Coralie Degradot - Sophrologue

sophrologie

  • Alimentation émotionnelle : toujours négative ?

    L’hiver, le froid, les jours plus courts arrivent et dans à peine quelques semaines.. les fêtes de fin d’année.

    Fêtes traditionnellement gourmandes en France et dans de nombreux autres pays occidentaux pour celles et ceux qui les fêtent.

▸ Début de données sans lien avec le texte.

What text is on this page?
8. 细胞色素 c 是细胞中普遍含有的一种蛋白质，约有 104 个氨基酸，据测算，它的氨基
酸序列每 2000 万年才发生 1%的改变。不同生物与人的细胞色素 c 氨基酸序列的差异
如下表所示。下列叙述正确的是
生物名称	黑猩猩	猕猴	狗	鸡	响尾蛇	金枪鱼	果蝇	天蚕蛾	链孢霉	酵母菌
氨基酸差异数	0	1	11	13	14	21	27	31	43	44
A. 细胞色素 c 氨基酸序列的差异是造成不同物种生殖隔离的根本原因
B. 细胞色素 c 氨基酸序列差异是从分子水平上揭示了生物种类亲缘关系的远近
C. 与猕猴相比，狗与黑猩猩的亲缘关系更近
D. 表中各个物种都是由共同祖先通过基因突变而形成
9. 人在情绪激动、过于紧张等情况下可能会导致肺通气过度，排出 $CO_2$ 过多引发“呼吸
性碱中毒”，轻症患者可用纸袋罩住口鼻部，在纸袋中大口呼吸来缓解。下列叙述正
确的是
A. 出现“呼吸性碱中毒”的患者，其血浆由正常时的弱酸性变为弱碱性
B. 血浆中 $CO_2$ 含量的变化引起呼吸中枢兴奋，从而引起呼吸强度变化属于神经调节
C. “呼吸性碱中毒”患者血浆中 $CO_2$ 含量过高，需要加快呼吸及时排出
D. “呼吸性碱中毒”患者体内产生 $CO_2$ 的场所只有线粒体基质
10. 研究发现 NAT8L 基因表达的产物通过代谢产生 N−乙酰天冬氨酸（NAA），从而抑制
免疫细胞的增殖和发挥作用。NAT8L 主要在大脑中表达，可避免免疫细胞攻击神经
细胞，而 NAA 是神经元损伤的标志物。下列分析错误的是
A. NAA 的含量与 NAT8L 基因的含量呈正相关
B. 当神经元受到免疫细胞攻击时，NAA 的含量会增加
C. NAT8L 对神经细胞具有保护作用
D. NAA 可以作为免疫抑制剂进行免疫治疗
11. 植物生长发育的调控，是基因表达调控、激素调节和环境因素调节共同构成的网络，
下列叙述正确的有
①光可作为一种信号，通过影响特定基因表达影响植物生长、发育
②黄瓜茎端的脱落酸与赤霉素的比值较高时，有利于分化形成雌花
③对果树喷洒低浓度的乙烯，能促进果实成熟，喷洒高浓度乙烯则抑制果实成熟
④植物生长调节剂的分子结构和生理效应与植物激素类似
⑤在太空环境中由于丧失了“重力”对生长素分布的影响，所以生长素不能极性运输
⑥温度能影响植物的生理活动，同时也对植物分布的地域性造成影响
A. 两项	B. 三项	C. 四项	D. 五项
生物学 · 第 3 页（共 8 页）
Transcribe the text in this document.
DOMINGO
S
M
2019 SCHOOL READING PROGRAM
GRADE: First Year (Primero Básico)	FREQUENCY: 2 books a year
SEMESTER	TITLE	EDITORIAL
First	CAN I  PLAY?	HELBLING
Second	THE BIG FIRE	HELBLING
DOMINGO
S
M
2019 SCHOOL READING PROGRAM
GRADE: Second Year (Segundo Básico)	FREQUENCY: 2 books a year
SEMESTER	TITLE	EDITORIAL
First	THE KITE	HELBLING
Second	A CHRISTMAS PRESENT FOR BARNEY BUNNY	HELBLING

    Débarquent dés la mi-octobre (c’est d’ailleurs un sacré foutage de tête mais c’est un autre sujet lol):
    - les menus de noël
    - la course à la dinde/chapon/cailles/saumon/truite
    - au foie-gras/escargot (surgelés sinon ils seront faisandés lol)
    - aux buches et autres desserts
    - au champagne/crémant/prosecco/vins/bières de noël

     

    Le jour J ce sera farandole de gourmandises tant sucrées que salées et les réunions familiales débuteront.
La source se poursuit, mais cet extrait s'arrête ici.